Vance, who has been groveling for Trump’s endorsement for months, in 2016 said that racism and a lack of faith were the reasons why the soon-to-be president attracted so much support from white Americans. “There is definitely an element of Donald Trump’s support that has its basis in racism,” he said during a PBS Newshour interview in September, adding in another interview that “race is definitely a part of the Trump phenomenon,” and, in another, that “some people who voted for Trump were racist and they voted for him for racist reasons.”
Vance also told WNYC that white, working-class Americans wouldn’t be lured by Trump if they attended church. “I think Trump provides that sense of community that many in the white working class would have, if they actually went to church,” he said in June. “I think if folks went to church a little bit more they may not be as excited or as attracted to the sort of social experience that Trump provides.”
CNN also pointed to an appearance on CNN during which Vance not only said that Trump attracted racists, but that Trump was openly hostile toward Black voters — and that this hostility is a strategy that’s governed Republican politics for decades. “It’s not just that Donald Trump doesn’t speak to issues of special concern of minority voters or Black voters, it’s that he seems to like actively antagonizing a lot of the Black voters,” Vance said on CNN in October 2016. “Unfortunately, that’s been the Republican Party strategy for 30 years. I say that as a Republican who wants the party to get more Black voters. And Trump seems to be taking that strategy just to the next level. It shows in the polls, right? He’s not going to do especially well on Election Day.”
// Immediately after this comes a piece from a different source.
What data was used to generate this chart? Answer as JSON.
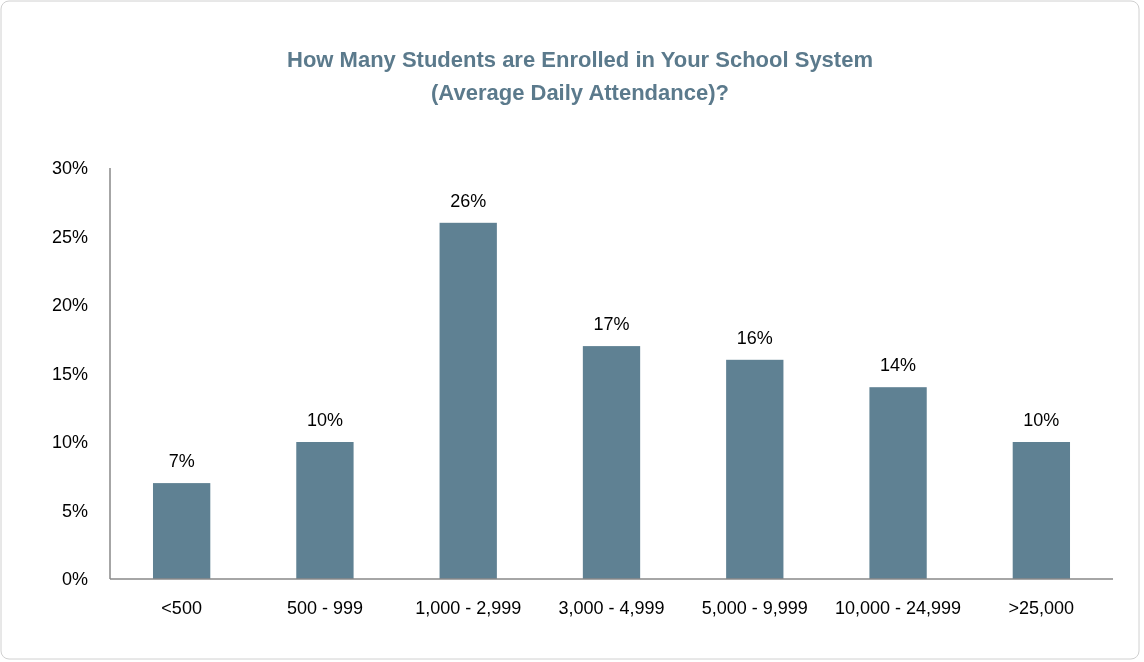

NEW: In past comments, OH Senate candidate JD Vance said Republicans used a 30 year strategy of antagonizing minorities to win elections and said white working class voters lack of church attendance was a cause of their Trump support in 2016.https://t.co/kap1dXaFMr pic.twitter.com/WIGI1BErj5
— andrew kaczynski (@KFILE) April 15, 2022
Vance’s 2016 comments are ironic in retrospect not only because of how effusively he’s professed his love since launching his Senate campaign, but because he just released a campaign ad ridiculing the idea that conservatives who support Trump’s border wall are racist. “Are you a racist? Do you hate Mexicans?” Vance begins. “The media calls us racist for wanting to build Trump’s wall.”
Vance also said recently that Rep. Marjorie Taylor Greene (R-Ga.), the conspiracy theorist endorsement he said he was “honored” to accept, “did nothing wrong” by speaking at a white nationalist rally a few months ago. A week earlier he said he “happens to say stupid things very publicly” in reference to his past comments disparaging Trump.
Ohio Republicans have responded to the news of Trump’s potential endorsement of Vance by reminding the former president of his past comments. “We know there are many qualified candidates in this race who have stood up for the America First agenda over the years and have carried the Trump mantle over the years, again with the notable exception of JD Vance,” Ohio party leaders wrote in a draft letter obtained by the Associated Press. “While we were working hard in Ohio to support you and Make America Great Again, JD Vance was actively working against your candidacy.”
The primary campaign, which has largely been a competition for who can suck up to Trump the most, will draw to an end on May 3.